Now Playing: Contingency Tables (5:41)
In this tutorial, we’ll show you how to analyze two-way contingency tables using NCSS. Contingency tables are used to summarize information from 2 categorical variables. For our first example, we’ll analyze a simple two-by-two table of fictitious data that relates a person’s sugar intake with how often they exercise. Both of the columns that we’ll use in the analysis contain categorical data, so we can use this information in the contingency table without further summarization.
First, load the Contingency Tables procedure from the analysis menu. Set the row variable as Sugar and the column variable as Exercise. Click on the Reports tab to see which reports will be given in the output. In addition to the reports already checked, put a check next to Show Combined Table. Notice that some reports are only given for tables with specific dimensions. Click on the Plots tab and check Show Plots. This set of reports we have selected looks pretty good for our current analysis, so let’s go ahead and run the procedure.
The counts table displays the number of individuals that fall in each category.
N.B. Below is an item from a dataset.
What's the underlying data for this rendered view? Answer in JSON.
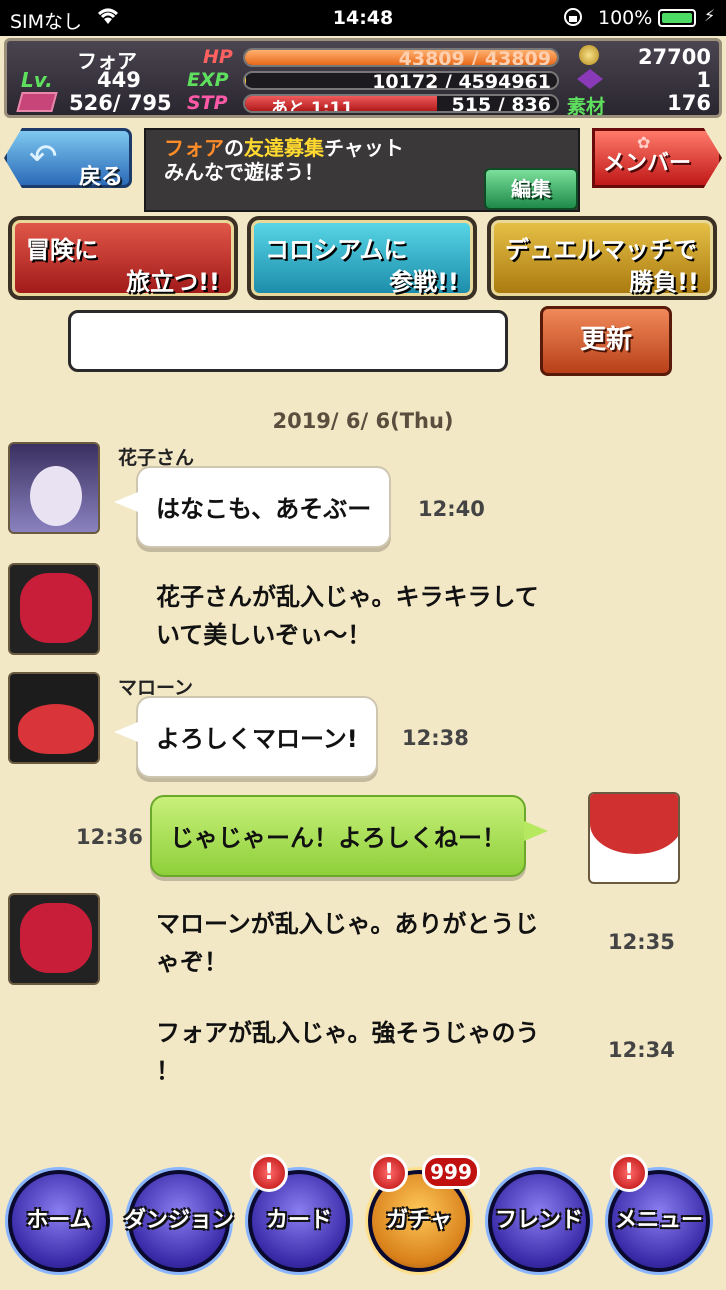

For example, there are 37 people that have a high level of sugar intake and do not exercise frequently. The combined table indicates that this represents 37% of all respondents. The small p-values in the various tests for independence indicate that there is a significant relationship between the two variables. The bar chart gives a nice graphical representation of this relationship.
In our second example, we’ll use a dataset containing real estate sales data that needs to be summarized before it can be represented in a contingency table. We’ll create a contingency table of City versus Sales Price. On the procedure window set City as the row variable and then check Create Other Column Variables from Numeric Data below Column Variables. In the new input boxes that appear, enter Price as the numeric variable to categorize and select to enter a list of interval upper limits to group the data into categories. Enter one hundred thousand, two hundred thousand, and three hundred thousand as the interval limits. Now, click on the Reports tab and select the desired reports. On the Report Options tab, let’s have NCSS output variable labels and value labels to make the report easier to read. Leave the table formatting options at their default values. Again, click Run to generate the report.
Notice that the table columns are automatically resized to display the data they contain. The row percentages table provides the percentage of homes in each sales price category within each community. The large p-values in chi-square tests indicate that there is no significant relationship between city and sales price.
In our final example, we’ll show you how to modify an unfit dataset to make it possible to generate the kappa statistic. The kappa statistic is used to measure the association or agreement between the measurements from two individuals made on the same individual or item. It can only be calculated for square tables with identical row and column categories. The dataset we’ll use contains responses from 2 raters on 12 different individuals. At a glance the data appear to be just what we need to calculate the kappa statistic. Load the procedure and enter Rater 1 as the row variable and Rater 2 as the column variable. Click on the Reports tab and set the options so that only the individual counts table is calculated along with the Kappa statistics. Click Run to generate the report.
It is instantly apparent from the reports that something is wrong. The kappa statistics were not calculated. The message indicates that something is wrong with the data so that the kappa statistic is not reported. Close inspection of the counts table reveals that although the table is square, the row and column headings do not match. Rater 1 never assigned a 3, while rater 2 never assigned a 2. We need to augment the table with a row and column of zeros to make this table have identical row and column headings. To do this, we need to add a zero to the dataset for the appropriate combination. Go back to the data window and add at the end of the dataset the combination that was never observed. Now we create a new variable called Count and add a count of 1 for all the combinations that were observed and reported and a 0 for that combination that we have just added. Go back to the procedure window and select Count as the Frequency Variable. When we run the report, we find that a row and column of zeros has been added to the table making it suitable for calculation of the kappa statistic. The Weighted Kappa value indicates a moderate-to-high agreement between the two raters.